Laurence s’approche de lui. Il va pour essuyer ses mains humides que le permanganate de potasse empourpre d’une teinte rougeâtre : trompée par ce mirage, la jeune fille a l’illusion d’y voir le reflet du sang maternel. D’un élan irrésistible, elle saisit ces mains au passage, avant qu’elles atteignent la serviette ; puis d’un geste biblique, dénouant sa coiffure lâche, elle essuie les doigts du sauveur avec ses longs cheveux annelés…
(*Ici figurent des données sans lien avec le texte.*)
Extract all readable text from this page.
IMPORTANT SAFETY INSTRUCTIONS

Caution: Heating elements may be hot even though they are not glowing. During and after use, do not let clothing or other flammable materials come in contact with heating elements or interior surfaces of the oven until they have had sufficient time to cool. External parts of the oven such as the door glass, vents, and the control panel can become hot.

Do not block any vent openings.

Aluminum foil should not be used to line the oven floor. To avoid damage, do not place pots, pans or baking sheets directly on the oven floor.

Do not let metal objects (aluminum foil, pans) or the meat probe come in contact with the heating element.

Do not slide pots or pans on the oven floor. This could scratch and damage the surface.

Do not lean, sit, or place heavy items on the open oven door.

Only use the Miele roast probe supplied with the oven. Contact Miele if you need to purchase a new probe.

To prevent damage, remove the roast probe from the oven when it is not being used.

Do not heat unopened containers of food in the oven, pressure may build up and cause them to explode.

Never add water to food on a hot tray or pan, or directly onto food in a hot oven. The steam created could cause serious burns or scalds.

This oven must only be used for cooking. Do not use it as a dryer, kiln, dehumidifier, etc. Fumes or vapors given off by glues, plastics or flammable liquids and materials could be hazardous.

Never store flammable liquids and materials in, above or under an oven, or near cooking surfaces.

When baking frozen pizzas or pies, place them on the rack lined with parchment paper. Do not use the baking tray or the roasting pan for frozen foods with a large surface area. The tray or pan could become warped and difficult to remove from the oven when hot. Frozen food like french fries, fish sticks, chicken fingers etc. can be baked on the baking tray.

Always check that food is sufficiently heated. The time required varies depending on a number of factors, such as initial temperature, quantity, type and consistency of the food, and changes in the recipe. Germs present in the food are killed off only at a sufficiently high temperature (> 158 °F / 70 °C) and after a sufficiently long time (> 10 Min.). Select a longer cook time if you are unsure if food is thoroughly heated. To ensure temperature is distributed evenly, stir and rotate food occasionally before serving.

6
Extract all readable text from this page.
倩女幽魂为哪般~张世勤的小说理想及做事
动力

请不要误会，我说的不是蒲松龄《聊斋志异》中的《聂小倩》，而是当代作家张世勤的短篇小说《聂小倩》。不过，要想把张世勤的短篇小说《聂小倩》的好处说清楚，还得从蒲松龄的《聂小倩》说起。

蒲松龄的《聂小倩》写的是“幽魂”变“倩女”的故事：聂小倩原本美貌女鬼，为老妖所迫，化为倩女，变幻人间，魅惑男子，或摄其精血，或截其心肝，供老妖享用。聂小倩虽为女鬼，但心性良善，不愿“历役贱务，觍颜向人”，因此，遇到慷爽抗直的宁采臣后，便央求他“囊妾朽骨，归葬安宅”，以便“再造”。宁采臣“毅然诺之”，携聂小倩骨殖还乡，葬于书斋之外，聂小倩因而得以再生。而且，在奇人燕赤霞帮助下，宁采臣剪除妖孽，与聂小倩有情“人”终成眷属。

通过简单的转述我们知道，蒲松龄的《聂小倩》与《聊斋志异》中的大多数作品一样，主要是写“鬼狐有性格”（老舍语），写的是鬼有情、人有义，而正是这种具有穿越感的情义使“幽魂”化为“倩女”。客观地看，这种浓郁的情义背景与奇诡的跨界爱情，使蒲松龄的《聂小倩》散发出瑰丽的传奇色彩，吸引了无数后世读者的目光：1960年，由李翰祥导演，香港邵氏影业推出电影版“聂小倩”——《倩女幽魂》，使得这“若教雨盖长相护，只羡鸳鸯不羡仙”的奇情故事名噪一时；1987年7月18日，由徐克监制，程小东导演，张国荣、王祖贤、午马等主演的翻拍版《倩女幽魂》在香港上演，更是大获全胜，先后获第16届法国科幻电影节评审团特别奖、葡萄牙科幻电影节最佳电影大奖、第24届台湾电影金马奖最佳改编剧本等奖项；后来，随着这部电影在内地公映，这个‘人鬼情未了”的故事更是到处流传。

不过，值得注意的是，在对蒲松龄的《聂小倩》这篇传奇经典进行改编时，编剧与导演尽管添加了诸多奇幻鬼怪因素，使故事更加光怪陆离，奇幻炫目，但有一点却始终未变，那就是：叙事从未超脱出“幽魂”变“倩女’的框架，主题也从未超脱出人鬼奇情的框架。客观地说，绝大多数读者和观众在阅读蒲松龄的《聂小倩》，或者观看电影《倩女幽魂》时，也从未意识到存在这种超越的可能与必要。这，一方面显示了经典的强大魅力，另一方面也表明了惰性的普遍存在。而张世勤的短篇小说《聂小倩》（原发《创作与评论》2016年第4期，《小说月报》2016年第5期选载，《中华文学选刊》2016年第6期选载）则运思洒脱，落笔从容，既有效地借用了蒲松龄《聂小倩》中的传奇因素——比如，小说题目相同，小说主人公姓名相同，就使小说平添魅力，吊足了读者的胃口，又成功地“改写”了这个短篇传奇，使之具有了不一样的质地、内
— Oh ! Mademoiselle ! proteste Warton.

Le geste inattendu le bouleverse par sa signification d’adoration passionnée. Il veut — gêné, honteux de tant de vénération. — retirer ses mains de cette chevelure brune dont les effluves parfumés le grisent malgré lui. L’exaltation qui suit l’impression de sa victoire chirurgicale le surexcite à l’unisson de Laurence toute vibrante de tendresse filiale et d’amour insoupçonné.

Il se penche brusquement sur la tête levée vers lui et dévore, au hasard, de baisers violents, pressés, frémissants, ce front blanc, ces joues enfiévrées…

Ils se sentent unis irrémissiblement par la fatalité de l’heure tragique qu’ils viennent de passer.

L’entrée du médecin les arrache à leur ivresse. Séparés par la présence d’un témoin, ils reprennent conscience de la réalité.

(À suivre.) JEANNE MARAIS.

(Illustration de Suz, Sesboué).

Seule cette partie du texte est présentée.